Families take safety fight to Parliament

2:11 pm on 30 July 2015

The families of two men who died in the Pike River mine disaster have taken their fight for workplace safety to Parliament.

The site of Pike River Mine

The site of Pike River Mine. Photo: SUPPLIED

They held a silent vigil to mark the upcoming second reading of the Government's Health and Safety Reform Bill.

The bill was written in the wake of the Royal Commission on the disaster at the Pike River mine in 2010, when a series of explosions killed 29 men.

Last night, the steps of Parliament were dotted with 291 crosses and candles, acknowledging the number of workplace deaths in the five years since disaster at the underground coal mine on the West Coast.

Sonya Rockhouse, who lost her 21-year-old son Ben in the explosions, said promises were made after the Royal Commission to strengthen workplace safety but were not kept.

"The way that the laws stand at the moment, this [Pike River] could happen again," she said.

"They need to look at the health and safety laws very carefully and they need to toughen them up and if people don't like it - then that's too bad. What value do you put on life?"

Mrs Rockhouse said it was unacceptable that small businesses would be exempt from having elected health and safety representatives.

"Small companies have just as many accidents as what bigger companies do ... everybody needs to have the same health and safety law to abide by."

Anna Osborne, who lost her husband Milton in the mine explosion, said the Government could not keep ignoring their pleas for tougher laws.

"It's actually really heartbreaking - what price do they put on a life in New Zealand? Why water down something that is so important?

"It proves to me that John Key doesn't care about the little man in New Zealand."

Deborah McMillan and her daughter Skylar, 8. Her husband Shane McMillan was killed in a forestry accident in 2009

Deborah McMillan and her daughter Skylar, held a vigil outside the National Party's annual conference in Auckland on Sunday morning. Photo: RNZ / Demelza Leslie

The pair were joined by Deborah McMillan whose husband Shane was killed in a workplace forestry accident in 2009.

She staged her own vigil on Sunday outside the National Party's annual conference in Auckland.

"They realise that we're not going to go away and that change needs to be made," said Mrs McMillan.
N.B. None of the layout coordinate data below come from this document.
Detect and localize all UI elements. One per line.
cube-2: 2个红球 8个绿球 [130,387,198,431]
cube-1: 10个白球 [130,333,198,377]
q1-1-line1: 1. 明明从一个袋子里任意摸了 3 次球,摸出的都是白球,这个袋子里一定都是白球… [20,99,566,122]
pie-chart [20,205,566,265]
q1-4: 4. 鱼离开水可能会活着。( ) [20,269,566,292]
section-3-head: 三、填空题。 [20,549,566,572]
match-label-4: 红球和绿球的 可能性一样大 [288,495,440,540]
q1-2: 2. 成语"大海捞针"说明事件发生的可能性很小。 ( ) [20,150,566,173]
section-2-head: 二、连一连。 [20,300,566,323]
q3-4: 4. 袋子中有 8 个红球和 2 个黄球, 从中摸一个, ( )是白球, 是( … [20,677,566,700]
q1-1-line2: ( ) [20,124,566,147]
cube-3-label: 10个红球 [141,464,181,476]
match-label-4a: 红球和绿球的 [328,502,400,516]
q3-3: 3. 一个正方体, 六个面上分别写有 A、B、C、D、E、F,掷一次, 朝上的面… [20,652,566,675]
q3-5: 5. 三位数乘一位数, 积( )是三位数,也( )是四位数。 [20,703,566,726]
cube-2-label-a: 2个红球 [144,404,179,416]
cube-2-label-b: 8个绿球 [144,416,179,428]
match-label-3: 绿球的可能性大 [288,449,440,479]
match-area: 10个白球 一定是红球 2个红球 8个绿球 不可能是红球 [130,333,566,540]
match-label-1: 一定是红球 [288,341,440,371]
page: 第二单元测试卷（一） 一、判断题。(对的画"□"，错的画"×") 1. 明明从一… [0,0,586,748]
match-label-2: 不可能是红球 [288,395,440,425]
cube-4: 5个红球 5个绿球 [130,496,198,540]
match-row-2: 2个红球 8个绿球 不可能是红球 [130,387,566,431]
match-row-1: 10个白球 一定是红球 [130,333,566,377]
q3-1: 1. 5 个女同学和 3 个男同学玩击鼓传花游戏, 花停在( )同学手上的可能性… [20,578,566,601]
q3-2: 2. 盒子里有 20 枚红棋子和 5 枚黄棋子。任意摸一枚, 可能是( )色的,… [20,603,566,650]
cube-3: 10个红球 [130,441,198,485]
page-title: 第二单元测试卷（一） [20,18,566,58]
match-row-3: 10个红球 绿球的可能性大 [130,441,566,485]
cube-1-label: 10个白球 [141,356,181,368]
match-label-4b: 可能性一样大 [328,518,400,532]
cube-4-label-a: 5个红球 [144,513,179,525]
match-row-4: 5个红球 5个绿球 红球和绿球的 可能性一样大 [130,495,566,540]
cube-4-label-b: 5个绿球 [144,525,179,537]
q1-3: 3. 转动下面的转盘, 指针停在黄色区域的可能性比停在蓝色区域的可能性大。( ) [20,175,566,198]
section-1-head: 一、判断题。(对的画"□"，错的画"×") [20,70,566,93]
"We want them to hear us in that everybody deserves to come home at the end of the day."

The health and safety reform bill is due to have its second reading in Parliament today.

Time to listen to families - Labour

Labours spokesperson for labour issues Iain Lees-Galloway said it was time to listen to workplace victims' families.

"The bill as it is written right now is a huge missed opportunity and it's extremely sad because it's a broken promise to the families of the victims of Pike River, who John Key told he would do everything he could to make workplaces safer."

Mr Lees-Galloway said the bill as it stood would weaken the role of health and safety representatives in businesses.

"All the evidence shows the best way to improve workplace safety is to give workers access to trained health and safety representatives. However, this bill in its current form will deny that right to more than 300,000 workers."

He said Labour would put forward several amendments in this afternoon's debate, which some of the Pike River families would attend.